Experts say the many challenges with doing business in Nigeria are spooking foreign investors and scaring them away from Africa’s biggest economy.

That has coincided with the race by other African countries to attract investment. These smaller countries relative to Nigeria are offering investors more than Nigeria is willing to and are therefore stealing a march on the “giant of Africa”.

“Insecurities and violence are big threats to investment anywhere in the world,” Okikiola said.

Okikiola raised concern on why traditional oil and gas firms, from ExxonMobil to Shell, that have flocked into Nigeria for its oil are gradually pulling back on account of the various challenges in the country, coupled with the allure of other markets with better fiscal terms than Nigeria.

“There’s compelling evidence that a Nigeria is no longer as vital to doing business in Africa and investors are taking note,” Okikiola said.

From Lagos to Ondo, Edo, Delta, Kaduna, Kano, Enugu, Rivers and Cross River, many parts of the country saw violent disruption of voting, as various arms of security agencies were put to task in maintaining sanity, while the electorate rose to the occasion in some instances to protect votes.

The situation resulted in the low turnout of voters recorded in many voting centres in the country.

The Center for Democracy and Development, in its preliminary statement on the elections, raised doubts over its credibility across the states following the alleged public sale of votes, violence and intimidation.

The organisation said that although the Independent National Electoral Commission fared better in the aspect of logistics deployment, leading to prompt arrival of poll officials for the elections, there were occasional issues of non-functionality of the Bimodal Voters Accreditation System.

OrderPaper, Nigeria’s premier and pre-eminent policy think-tank/legislative interface, also decried voters’ apathy and alleged vote buying in parts of the country.

A preliminary report by Temidayo Taiwo-Sidiq, communications lead, Voter Project, OrderPaper Advocacy Initiative, indicated that there were large reports of low voter turnout resulting from intimidation by thugs, political party agents and apathy linked to perceived mismatch of voting and results announced in the presidential and National Assembly elections.

The report said Enugu, Niger, Plateau, Ekiti, Osun, Bayelsa, Kaduna, Nassarawa, Adamawa, Taraba and Jigawa states recorded the lowest voter turnout, going by feedback received so far.

The Campaign for Equal Voting Access for Persons with Disabilities (EVAPWD), on its part, decried the level of security provided by the security agencies and poor deployment of assistive devices such as Braille guides, shade and magnifying glasses to various polling units.
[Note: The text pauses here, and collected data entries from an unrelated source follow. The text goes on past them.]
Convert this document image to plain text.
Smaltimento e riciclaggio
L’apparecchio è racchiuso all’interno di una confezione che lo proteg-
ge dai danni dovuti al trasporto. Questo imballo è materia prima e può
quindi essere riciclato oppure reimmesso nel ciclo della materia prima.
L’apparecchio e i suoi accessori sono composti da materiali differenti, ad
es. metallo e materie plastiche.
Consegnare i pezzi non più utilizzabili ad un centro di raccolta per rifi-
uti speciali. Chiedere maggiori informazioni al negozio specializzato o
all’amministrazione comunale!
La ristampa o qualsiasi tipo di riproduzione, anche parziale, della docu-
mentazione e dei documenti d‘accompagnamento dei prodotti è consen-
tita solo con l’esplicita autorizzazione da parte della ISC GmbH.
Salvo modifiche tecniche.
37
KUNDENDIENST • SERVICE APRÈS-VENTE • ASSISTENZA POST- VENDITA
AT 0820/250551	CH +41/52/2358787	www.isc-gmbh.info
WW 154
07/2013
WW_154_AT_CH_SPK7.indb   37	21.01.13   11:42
EVAPWD, in its preliminary statement by David Anyaele, its chairman, said there were no security operatives available in some polling units.

Likewise, the Nigerian Civil Society Situation Room raised concern over the destruction of election materials and the disruption of materials distribution in last Saturday’s election.

“For Nigeria to attract foreign direct investments, it must create the right environment and appropriate fiscal incentives to out-compete currently preferred destinations of foreign capital like China, India and Vietnam,” Johnson Chukwu, the group managing director, Cowry Asset Management Limited, said.